Later that night, after the kids were in bed, I wanted to update my iPod with some tv shows, so I went to get it from the car. My ipod is always either in the car, or in my purse. I checked my purse and didn’t find it, so then I proceeded to rip my car about in the search. My heart was beating fast, my palms were getting all cold and sweaty, I was going to have to go inside and tell James I had lost or had stolen, my $400 ipod and he was going to chew me out something proper – I have a bit of a reputation for losing my wallet. I usually REALLY lose it (read: Leave it someplace very inconvenient, like the bathroom of Costco, and can’t find it for over 12 hours) about once a year, and of course then I casually lose it (read: leave it somewhere in the car, house or office and can’t find it for a few hours) so often that my wallet losing abilities have staggered scientists and theologians alike.
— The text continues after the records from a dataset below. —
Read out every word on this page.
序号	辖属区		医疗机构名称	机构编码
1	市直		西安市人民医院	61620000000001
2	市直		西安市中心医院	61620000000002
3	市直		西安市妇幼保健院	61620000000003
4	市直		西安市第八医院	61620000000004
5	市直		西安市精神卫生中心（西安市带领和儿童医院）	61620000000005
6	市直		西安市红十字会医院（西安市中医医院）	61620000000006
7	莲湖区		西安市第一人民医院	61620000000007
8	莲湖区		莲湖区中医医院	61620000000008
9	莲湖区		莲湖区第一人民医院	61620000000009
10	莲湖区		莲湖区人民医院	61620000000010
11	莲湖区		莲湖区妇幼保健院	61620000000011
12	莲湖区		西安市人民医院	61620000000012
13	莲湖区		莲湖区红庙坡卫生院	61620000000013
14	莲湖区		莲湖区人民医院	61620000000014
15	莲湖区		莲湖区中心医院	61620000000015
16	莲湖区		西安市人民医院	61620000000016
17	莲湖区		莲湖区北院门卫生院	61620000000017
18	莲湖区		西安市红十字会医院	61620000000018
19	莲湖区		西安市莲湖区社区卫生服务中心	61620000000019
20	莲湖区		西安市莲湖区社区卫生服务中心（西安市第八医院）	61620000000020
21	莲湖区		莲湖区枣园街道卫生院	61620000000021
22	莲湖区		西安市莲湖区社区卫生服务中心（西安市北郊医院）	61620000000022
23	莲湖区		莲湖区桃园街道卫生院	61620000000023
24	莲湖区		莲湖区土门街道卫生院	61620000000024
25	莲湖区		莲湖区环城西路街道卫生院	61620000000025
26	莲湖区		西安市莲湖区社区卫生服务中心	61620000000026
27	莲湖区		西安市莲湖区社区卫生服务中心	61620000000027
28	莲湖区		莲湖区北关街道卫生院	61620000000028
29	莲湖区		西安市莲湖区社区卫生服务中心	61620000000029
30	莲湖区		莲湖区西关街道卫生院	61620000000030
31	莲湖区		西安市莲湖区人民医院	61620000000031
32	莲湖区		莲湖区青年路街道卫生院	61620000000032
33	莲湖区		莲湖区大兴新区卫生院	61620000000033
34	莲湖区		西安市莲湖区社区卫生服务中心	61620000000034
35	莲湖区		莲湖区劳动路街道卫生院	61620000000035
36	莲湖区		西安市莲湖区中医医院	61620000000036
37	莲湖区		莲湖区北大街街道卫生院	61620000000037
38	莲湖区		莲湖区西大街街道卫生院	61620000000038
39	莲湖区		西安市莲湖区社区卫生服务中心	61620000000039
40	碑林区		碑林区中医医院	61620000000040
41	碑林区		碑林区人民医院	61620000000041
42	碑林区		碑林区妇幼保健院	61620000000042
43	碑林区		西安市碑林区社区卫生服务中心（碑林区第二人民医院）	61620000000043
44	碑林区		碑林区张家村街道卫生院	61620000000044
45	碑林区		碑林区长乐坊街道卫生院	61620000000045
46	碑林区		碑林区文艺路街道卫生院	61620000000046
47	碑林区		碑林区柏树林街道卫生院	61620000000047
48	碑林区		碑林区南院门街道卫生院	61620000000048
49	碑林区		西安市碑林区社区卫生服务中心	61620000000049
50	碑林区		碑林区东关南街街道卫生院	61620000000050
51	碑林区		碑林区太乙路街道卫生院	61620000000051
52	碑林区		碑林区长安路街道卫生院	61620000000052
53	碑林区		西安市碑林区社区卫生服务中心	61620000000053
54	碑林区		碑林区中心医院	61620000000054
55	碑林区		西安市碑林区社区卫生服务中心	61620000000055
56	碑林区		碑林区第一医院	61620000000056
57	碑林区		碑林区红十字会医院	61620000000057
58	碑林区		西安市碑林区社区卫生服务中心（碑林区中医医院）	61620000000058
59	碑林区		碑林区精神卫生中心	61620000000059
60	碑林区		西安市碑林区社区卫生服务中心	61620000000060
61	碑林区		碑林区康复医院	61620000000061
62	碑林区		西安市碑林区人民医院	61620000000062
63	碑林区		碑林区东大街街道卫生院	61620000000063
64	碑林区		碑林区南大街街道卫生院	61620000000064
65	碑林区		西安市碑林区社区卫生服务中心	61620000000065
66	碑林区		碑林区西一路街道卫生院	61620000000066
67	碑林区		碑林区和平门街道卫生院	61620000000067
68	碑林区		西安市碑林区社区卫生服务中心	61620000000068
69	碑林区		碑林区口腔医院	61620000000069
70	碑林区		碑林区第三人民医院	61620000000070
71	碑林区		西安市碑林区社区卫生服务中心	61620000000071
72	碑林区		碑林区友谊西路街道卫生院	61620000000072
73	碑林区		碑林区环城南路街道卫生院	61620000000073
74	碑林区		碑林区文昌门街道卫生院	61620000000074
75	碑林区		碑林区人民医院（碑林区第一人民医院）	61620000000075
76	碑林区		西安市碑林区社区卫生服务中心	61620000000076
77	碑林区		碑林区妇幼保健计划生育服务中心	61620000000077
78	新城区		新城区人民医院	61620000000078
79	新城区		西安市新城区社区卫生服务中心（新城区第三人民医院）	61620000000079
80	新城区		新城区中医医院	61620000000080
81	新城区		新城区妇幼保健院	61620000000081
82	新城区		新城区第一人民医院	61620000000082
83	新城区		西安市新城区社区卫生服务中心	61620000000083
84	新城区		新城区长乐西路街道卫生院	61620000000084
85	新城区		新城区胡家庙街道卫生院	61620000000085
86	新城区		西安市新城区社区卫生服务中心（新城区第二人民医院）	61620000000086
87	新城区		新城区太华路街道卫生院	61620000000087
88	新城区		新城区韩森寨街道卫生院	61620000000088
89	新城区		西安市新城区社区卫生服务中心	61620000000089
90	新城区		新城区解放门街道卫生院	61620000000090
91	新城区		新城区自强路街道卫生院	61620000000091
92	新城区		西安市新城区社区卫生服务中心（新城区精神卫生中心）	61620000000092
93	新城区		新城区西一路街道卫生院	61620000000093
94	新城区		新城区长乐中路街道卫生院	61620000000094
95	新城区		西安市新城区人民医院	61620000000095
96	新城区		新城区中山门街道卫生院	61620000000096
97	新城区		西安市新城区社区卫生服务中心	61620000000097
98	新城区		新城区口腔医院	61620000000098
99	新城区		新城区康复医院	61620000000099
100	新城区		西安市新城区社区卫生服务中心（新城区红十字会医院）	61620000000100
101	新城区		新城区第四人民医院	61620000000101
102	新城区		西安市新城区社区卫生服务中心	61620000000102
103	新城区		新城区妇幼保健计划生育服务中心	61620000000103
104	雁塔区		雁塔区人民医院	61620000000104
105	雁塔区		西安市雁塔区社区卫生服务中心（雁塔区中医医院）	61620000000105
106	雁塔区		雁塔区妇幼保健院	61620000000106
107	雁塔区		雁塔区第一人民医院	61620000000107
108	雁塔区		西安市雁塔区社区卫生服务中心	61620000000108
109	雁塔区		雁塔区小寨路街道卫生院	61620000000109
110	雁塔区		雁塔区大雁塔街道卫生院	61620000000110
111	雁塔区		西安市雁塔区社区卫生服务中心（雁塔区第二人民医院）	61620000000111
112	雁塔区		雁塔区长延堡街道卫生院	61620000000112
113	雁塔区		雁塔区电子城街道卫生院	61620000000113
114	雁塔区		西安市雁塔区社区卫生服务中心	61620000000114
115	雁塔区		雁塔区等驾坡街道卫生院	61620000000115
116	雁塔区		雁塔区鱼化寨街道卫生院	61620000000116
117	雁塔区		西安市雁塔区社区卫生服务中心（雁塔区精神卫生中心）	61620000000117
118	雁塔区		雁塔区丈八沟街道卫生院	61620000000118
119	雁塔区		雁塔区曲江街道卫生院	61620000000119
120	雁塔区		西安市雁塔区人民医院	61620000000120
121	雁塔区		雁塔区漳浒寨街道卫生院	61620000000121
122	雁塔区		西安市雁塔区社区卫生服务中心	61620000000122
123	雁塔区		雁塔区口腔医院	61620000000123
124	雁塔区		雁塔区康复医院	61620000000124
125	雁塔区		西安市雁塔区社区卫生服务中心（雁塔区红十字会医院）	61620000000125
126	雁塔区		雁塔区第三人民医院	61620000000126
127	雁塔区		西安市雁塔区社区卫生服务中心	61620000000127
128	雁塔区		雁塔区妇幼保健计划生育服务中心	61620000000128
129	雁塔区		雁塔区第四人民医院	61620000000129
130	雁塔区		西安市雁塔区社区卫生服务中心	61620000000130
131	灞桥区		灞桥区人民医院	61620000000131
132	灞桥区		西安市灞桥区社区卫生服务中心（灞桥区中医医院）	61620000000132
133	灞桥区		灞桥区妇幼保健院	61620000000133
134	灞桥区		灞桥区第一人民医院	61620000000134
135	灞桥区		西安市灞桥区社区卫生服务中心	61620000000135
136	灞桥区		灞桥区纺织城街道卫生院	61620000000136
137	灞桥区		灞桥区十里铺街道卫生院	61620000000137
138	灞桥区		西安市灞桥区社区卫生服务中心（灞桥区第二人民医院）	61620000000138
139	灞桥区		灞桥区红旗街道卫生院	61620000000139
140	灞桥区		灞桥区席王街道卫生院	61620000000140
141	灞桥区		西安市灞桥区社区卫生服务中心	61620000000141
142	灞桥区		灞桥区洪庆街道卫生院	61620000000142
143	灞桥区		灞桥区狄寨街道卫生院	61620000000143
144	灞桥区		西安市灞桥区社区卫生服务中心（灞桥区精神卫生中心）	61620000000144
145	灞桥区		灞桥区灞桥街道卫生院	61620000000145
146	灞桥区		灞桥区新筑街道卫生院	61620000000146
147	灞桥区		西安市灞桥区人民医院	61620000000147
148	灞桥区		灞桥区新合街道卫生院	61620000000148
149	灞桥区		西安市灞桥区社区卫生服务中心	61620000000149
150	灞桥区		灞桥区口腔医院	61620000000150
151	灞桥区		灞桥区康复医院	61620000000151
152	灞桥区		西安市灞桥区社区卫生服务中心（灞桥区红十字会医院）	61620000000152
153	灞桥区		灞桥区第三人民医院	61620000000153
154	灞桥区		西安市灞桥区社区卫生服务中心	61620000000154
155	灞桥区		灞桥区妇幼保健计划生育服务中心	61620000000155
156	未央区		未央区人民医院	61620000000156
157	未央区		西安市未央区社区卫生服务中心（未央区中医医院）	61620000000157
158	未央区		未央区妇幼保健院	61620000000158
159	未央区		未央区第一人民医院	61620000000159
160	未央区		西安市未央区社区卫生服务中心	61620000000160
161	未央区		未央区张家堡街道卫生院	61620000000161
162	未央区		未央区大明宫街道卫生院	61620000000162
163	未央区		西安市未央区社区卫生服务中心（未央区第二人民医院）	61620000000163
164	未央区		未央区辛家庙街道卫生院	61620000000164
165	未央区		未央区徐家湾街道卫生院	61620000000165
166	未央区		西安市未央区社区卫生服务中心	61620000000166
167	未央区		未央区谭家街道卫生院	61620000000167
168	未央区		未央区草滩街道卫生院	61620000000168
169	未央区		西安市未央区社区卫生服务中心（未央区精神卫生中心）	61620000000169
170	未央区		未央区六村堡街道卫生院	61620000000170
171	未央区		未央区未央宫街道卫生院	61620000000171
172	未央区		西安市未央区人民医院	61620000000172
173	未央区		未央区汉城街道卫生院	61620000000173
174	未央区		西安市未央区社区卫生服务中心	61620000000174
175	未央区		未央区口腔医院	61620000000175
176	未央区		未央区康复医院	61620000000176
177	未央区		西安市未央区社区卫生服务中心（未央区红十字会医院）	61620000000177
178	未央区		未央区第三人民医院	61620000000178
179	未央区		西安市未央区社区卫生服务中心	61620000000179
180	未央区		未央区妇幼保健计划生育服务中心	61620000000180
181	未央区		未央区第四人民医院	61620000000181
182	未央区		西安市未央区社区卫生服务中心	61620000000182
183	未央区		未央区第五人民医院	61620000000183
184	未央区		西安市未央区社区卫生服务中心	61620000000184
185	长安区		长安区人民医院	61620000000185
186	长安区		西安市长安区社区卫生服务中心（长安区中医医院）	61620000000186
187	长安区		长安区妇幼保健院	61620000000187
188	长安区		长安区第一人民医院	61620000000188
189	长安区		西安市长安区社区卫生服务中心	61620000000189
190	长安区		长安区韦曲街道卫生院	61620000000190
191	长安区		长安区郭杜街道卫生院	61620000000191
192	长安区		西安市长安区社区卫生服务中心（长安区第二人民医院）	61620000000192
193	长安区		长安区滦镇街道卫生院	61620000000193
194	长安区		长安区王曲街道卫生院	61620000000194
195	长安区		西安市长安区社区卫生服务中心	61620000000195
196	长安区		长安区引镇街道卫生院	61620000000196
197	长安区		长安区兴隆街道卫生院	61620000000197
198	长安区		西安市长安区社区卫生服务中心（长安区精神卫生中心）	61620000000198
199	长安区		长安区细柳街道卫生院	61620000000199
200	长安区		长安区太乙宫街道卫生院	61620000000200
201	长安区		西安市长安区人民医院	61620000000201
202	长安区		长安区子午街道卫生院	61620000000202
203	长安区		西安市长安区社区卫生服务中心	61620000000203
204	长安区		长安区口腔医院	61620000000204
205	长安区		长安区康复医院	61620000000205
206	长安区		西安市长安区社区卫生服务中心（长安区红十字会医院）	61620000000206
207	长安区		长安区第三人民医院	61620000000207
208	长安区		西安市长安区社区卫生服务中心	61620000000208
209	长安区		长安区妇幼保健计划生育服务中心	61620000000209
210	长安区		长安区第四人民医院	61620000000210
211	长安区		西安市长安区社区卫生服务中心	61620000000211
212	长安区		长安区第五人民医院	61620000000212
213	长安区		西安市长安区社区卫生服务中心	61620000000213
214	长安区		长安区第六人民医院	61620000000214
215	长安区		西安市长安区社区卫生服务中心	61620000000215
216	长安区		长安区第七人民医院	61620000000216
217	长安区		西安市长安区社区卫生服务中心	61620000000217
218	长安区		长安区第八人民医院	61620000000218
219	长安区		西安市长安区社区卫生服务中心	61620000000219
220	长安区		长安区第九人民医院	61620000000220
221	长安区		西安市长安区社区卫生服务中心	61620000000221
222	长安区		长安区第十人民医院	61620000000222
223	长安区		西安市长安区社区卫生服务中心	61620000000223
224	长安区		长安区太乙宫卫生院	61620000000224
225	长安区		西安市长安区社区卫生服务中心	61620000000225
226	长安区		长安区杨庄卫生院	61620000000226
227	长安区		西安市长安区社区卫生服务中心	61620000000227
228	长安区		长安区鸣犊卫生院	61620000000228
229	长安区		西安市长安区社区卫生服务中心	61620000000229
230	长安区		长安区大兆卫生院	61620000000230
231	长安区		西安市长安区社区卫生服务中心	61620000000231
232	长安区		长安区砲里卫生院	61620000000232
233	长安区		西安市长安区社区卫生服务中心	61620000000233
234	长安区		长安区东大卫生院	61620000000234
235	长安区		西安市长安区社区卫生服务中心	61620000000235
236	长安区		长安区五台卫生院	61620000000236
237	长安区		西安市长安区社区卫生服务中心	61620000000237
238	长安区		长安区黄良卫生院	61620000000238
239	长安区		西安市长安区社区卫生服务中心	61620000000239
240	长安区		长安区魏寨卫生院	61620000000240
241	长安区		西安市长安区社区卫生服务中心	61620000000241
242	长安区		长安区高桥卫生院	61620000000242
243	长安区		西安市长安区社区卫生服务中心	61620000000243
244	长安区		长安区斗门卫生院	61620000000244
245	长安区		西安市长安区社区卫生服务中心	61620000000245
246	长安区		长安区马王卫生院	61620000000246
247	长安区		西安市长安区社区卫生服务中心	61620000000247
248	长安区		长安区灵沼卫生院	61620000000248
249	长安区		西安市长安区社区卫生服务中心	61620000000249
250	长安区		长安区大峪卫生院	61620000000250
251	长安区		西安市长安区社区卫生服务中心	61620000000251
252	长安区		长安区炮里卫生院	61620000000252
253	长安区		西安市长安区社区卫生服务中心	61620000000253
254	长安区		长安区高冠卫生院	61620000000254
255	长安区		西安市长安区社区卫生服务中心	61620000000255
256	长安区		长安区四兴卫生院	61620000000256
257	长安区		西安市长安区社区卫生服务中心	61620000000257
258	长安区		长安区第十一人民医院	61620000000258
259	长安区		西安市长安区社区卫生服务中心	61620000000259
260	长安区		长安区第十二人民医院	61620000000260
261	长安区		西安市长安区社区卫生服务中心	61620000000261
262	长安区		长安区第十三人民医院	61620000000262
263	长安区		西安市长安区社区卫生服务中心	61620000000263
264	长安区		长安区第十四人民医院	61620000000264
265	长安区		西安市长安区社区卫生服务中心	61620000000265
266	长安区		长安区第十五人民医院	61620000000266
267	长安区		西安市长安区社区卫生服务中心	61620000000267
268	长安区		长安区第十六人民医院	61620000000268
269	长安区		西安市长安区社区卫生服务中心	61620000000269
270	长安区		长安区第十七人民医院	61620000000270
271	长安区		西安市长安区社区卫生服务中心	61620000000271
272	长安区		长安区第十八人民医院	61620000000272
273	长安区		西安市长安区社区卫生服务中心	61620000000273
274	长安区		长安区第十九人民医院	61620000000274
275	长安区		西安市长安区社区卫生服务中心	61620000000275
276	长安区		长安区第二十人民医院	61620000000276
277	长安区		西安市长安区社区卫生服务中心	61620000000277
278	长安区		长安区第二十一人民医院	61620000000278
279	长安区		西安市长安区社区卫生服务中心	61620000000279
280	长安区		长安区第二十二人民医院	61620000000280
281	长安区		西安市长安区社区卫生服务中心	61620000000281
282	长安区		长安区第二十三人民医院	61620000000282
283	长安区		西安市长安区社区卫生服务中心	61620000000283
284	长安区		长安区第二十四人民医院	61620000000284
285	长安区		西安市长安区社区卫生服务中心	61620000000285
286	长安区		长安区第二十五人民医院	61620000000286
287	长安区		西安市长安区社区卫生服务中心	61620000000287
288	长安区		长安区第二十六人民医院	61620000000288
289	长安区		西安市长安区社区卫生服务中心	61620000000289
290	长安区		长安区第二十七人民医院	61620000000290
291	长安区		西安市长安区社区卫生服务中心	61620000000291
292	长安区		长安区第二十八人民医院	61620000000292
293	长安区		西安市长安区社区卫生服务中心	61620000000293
James is always pretty pissed off when I do my i’ve-lost-my-wallet bit, so I knew the feedback from the i’ve-lost-my-ipod bit would NOT be pretty. Seriously, my stomach was churning when I came back inside, determined to SEARCH my purse thoroughly because dammit the damn thing has to be SOMEWHERE and it SHOULD be in my purse.
And sure enough. The stranded pilot trapped in the Bermuda Triangle must have listened to it until the battery ran out and tossed it back through the MAGICAL PORTAL OF THE PURSE OF AMY’S DEMISE VIA HEART ATTACK, since it reappeared in my purse on my second, very careful search of the Purse Of Destiny.
AAAAAAAARRRRRRRRRRGGGGGGHHHHH! Or as my dad would say, “Scrud.”
Now, if you’ll excuse me, I have to go buy a new purse and make a copy of my car keys so that I can just sit in my house listening to my iPod and not have to talk to anyone in my neighborhood ever again.
3 Responses to “LOST.”
_Please_ tell me you’re backing up your work now, because you’re writting some of the best stuff I’ve ever read! You do such a wonderful job of painting a window into the everyday, and when you color is just so, it pops out into something else entirely. Really great stuff 🙂
definitely backing up 🙂
And may I buy you a martini for saying such nice things about me?